Photo: AFP PHOTO/Yasuyoshi CHIBA

MONTRÉAL — Sur la photo de la nouvelle campagne de sensibilisation de la Fondation Émergence, Ramy Ayari pose, l’air grave, le drapeau multicolore des communautés LGBTQ autour de ses épaules. Dans le bas de l’image, ces mots: Chez moi, c’est encore un crime d’afficher ses couleurs.

Le jeune Tunisien homosexuel de 25 ans en sait quelque chose. Il a dû quitter son pays et se réfugier ici, au Canada, en 2016, justement pour avoir affiché son homosexualité, notamment dans des photos prises par une amie dans le cadre d’un projet d’études.

En Tunisie, l’homosexualité est un crime passible d’une peine d’emprisonnement pouvant aller jusqu’à trois ans. Les membres des communautés LGBTQ peuvent également être accusés d’attentat à la pudeur.

«Dans certains cas, les juges ou les policiers considèrent que si une personne trans sort dans la rue, c’est un attentat à la pudeur. Il y a eu des arrestations comme ça. Ce qu’ils font, c’est qu’ils appliquent les deux lois ensemble, pour que la victime ait plus de peine de prison», raconte M. Ayari, en entrevue téléphonique avec La Presse canadienne.

Selon un rapport sur l’homophobie d’État publié en 2017 par l’Association internationale lesbienne et gay, l’homosexualité est toujours un crime dans 72 États à travers le monde. «Il serait légitime de dire que la peine de mort est « autorisée » ou que son existence est prouvée dans huit États» pour une personne reconnue «coupable» à cause de son orientation sexuelle, ajoute le rapport.

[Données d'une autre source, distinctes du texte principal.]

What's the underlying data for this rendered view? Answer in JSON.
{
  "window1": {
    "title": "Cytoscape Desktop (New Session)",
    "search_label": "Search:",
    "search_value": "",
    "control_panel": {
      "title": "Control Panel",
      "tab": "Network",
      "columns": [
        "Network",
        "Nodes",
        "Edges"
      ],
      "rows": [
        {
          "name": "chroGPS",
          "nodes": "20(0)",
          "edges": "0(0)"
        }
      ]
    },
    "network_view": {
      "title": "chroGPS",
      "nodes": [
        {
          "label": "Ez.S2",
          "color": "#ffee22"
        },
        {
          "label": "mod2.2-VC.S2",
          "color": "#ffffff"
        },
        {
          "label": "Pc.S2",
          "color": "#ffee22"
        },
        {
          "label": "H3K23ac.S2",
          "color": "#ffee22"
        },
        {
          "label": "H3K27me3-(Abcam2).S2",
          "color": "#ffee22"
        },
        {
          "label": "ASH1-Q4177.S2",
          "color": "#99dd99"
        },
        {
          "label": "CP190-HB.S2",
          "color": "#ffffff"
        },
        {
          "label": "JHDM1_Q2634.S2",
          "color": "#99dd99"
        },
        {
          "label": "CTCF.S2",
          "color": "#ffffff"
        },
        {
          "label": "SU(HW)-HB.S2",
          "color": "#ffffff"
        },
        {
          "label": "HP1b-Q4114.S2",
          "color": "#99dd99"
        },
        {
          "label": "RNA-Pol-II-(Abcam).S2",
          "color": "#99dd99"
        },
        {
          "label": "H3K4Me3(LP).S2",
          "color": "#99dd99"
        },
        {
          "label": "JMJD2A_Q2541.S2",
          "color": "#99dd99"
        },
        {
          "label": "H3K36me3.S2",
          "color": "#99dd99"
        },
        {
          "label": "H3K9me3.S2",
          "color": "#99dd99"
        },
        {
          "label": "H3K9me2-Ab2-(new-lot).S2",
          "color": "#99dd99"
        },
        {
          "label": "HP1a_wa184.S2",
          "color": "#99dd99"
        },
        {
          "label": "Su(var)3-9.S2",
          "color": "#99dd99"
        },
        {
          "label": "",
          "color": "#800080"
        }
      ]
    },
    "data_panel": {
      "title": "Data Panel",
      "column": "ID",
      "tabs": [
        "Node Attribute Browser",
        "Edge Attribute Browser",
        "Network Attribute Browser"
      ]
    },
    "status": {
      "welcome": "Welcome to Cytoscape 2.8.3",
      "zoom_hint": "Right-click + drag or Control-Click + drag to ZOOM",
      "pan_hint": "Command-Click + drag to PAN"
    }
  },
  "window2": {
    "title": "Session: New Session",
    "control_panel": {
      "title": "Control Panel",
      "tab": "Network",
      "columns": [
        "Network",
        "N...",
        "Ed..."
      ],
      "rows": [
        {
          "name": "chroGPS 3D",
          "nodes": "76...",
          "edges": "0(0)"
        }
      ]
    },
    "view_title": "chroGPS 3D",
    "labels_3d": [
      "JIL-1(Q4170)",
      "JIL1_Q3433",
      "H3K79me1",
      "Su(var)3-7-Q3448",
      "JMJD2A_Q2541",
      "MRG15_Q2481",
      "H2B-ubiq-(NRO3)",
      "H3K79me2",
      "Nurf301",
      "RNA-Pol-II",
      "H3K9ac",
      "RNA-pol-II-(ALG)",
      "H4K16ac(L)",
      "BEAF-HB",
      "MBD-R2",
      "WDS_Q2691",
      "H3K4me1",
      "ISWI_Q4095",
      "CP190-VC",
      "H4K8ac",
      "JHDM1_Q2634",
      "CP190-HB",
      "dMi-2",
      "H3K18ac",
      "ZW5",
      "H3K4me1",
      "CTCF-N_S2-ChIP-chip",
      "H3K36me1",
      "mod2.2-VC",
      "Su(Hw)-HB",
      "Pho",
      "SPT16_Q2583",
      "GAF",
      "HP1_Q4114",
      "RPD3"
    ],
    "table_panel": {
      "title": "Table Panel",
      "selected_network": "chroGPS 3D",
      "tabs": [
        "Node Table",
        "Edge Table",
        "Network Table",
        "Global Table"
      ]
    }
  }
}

Sensibilisation nécessaire
Le directeur de la Fondation Émergence, Laurent Breault, explique que l’organisme souhaitait mettre de l’avant cette réalité internationale dans sa campagne de sensibilisation, lancée jeudi, journée internationale contre l’homophobie et la transphobie.

«On se demandait si la population était bien au fait des défis et des enjeux des personnes LGBT sur la scène internationale. Donc on sentait le besoin de faire une sorte de rappel ou d’informer la population, le grand public, sur ce qui se passe à l’international», explique-t-il.

Ramy Ayari est l’un des visages de la campagne, qui inclut des affiches montrant une jeune femme du Burundi et un garçon de la Russie, d’autres pays où l’homosexualité ou sa «promotion» est criminalisée. Une capsule vidéo a aussi été créée.

M. Ayari raconte qu’il a été victime d’homophobie jeune, alors qu’il était encore à l’école, mais qu’il a su s’entourer de personnes qui l’appuyaient et qui lui permettaient d’être lui-même vers la fin de son adolescence.

Une séance de photo à laquelle il a participé en 2015, montrant des personnes de même sexe s’embrassant dans des lieux publics, lui a toutefois fait craindre pour sa sécurité, puisqu’elle allait en contradiction avec l’article de loi sur l’attentat à la pudeur.

«J’ai passé deux semaines caché chez une amie et je ne suis (presque) pas sorti de la maison. Quand je sortais, j’essayais de me déguiser, de cacher mon visage, pour que les gens ne me reconnaissent pas. C’était vraiment une période très, très dure que j’ai passée et j’ai coupé tous les contacts à ce moment-là sur Facebook, j’ai fermé mon cellulaire pour que la police ne réussisse pas à savoir où j’étais.»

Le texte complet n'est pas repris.